No sé cuándo aprendí a leer. Mi hermana me contó una vez que de chibolito, cada noche, ella cogía un cuento de una colección que mi viejo había comprado, y me lo eía una y otra vez, hasta que un día yo cogí uno de esos y me puse a recitarlo. No sé si fue mi primera lectura o es que me lo había aprendido de paporreta, el punto es que "sabía hacerlo". Tenía 3 años cumplidos, y mis pobres viejos pensaron que de adolescente sería una especie de Rimbaud debido a mi creatividad y me afición a los libros. Qué fea alucinada la que se metieron conmigo.

Con el tiempo crecí, sus sueños se fueron al tacho, pero mi gusto por ellos no. Tengo una biblioteca repleta de obras vanguardistas, de terror, de suspenso, así como un sinnúmero de novelas clásicas de todas las épocas. Desde La Iliada hasta Orgullo y Prejuicio, que por cierto es una de mis favoritas. A decir verdad, casi todas las escritas Jane Austen me parecen buenas. Al tratarse de una escritora inglesa, trato de conseguirlas en su lengua materna. Me parece que así se disfrutan más que traducidas al español.

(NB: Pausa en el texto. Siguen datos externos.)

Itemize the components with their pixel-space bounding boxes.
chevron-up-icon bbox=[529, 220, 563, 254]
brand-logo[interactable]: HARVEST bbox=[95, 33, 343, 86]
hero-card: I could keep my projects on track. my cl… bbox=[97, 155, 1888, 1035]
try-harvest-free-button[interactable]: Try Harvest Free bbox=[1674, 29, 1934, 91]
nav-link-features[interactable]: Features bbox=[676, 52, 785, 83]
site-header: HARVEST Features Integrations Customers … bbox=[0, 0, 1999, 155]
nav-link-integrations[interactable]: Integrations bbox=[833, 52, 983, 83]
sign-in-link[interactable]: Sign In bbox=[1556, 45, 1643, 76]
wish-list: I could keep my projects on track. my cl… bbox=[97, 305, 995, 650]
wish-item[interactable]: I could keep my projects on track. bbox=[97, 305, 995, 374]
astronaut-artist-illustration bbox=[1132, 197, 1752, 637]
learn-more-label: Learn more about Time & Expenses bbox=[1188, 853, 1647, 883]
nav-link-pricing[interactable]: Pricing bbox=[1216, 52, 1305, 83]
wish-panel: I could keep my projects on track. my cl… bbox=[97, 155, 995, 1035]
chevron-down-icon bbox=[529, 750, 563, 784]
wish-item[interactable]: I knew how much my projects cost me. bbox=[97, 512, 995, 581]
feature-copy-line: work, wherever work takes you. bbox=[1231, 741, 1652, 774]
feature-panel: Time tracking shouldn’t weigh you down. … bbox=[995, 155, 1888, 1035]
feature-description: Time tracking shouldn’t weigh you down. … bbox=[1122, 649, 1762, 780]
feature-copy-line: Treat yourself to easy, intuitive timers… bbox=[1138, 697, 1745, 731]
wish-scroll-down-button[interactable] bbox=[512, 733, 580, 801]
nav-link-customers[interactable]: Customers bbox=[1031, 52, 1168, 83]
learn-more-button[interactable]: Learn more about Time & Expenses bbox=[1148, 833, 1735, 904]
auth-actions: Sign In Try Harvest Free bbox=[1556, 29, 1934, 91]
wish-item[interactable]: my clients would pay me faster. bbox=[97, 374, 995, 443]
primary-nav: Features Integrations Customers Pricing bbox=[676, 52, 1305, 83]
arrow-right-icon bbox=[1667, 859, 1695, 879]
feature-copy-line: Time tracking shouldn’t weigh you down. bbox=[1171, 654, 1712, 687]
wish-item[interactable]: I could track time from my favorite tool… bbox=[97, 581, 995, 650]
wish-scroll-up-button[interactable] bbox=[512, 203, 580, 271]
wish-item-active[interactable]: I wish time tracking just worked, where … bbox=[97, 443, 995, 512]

Cada ejemplar que leído ha puesto su granito de arena en mí. Recuerdo que el primer texto que escogí por mi propia cuenta fue "El principito". Tenía apróximadamente 8 años y luego de mi primera leída no entendí casi nada, salvo que existía un hombrecito que vivía en otro planeta que había pasado por otros y que estaba en la tierra. Tardé regular tiempo en comprender toda la gama de significados que encerraba tan lindo cuento. Pero, al final, me encantó.

Con el pasar de los años, los he elegido según se ha ido moldeado mi carácter. Es así que una época viví encantando con los de ciencia ficción, otra con los cuentos de corte realista y dramático, otra con las obras teatrales, etc. Son mi fuente de inspiración en muchas cosas que hago. Desde mis dibujos hasta algunas historias que voy creando en el camino. Son parte de mí.